3. How have you sought to answer these questions?
Each chapter is written by a recognised international expert on political discourse in their chosen European country using analytic and methodological tools developed in political, linguistic and discourse analysis. The chapters in the book analyse a range of salient oral, written and visual genres – including speeches, newspapers, TV-interviews, magazines, posters, websites, party logos and textbooks – from across Europe. Specific linguistic features investigated across the book included nominal and argumentative strategies, conceptual metaphors, implicatures, insinuations, and presuppositions, the coded languages of racism, xenophobia, and antisemitism as well as the related indirect pragmatic devices used to discriminate against certain marginalised social groups.
4. What are the main findings of your book?
We demonstrate an important assumption, common to various approaches to Critical Discourse Analysis, that processes of social change are in part processes of change in discourse. Discourses of contemporary fascisms frequently act as a form of anti-memory, revising, reformulating, reclassifying and on occasion openly denying the trauma and violence that arises inexorably from fascist ideological commitments. This is particularly the case with antisemitism and Holocaust denial, which featured in the discourse of contemporary European groups to a surprising degree.
5. What does the book contribute to existing literature in the field?
This is the first book-length volume offering systematic and detailed discourse analysis of the text and talk of fascist and far-right political parties from across Europe. Although European fascisms have been written about, in many aspects, from the perspective of History and Political Science, such studies do not analyse discourses of fascism in any real depth, preferring instead to describe, summarise and narrate the activities of parties and movements. The book, as a whole, shows a significant intellectual and analytic coherence, with each chapter analysing political text/talk in relation to continuity and change in fascist discourse since WWII.
6. How does the book relate to your own (personal/professional) background?
Both the editors are committed anti-fascists and have a history of personal involvement in anti-fascist and anti-racist campaign organisations. Though clearly intended for an academic audience, we view the book as part of our struggle against European fascisms and the attempts of fascists to appear a reasonable and legitimate political movement.
7. What further research into the book’s themes would you suggest?

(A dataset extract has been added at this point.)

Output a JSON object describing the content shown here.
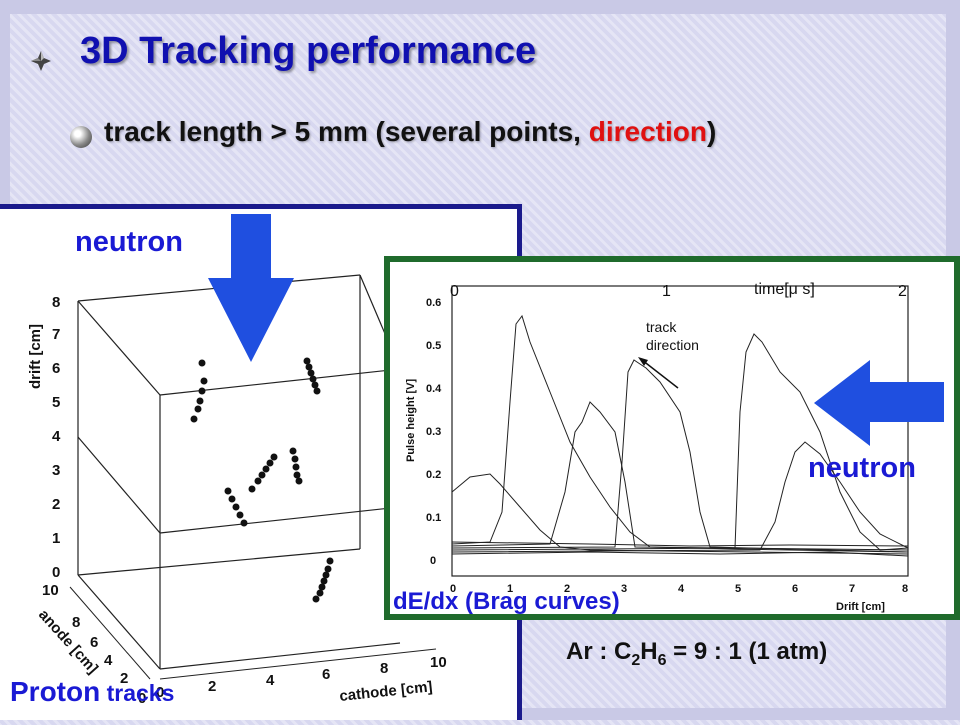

The high prominence of antisemitism in the discourse of parties and movements across Europe surprised and concerned us. Though it is axiomatic that antisemitism is neither necessary nor sufficient for fascism, we should ask: what does it mean to be a fascist in a post-Shoah world? Knowing the histories of European fascisms, and specifically that the Third Reich led inexorably to Auschwitz, suggests that any fascist ideologue must now orientate to the Holocaust – either agreeing with its antisemitism and/or denying it took place. The tensions between this seeming commonality of contemporary fascisms and the specific – and indeed diverse – responses in various parts of Europe to the traumas of fascism, deserve greater attention. Moreover, differences between Eastern, Western, Northern and Southern European countries have not been investigated sufficiently although these lead to a range of significantly different forms of justificatory rhetoric, racism and antisemitism.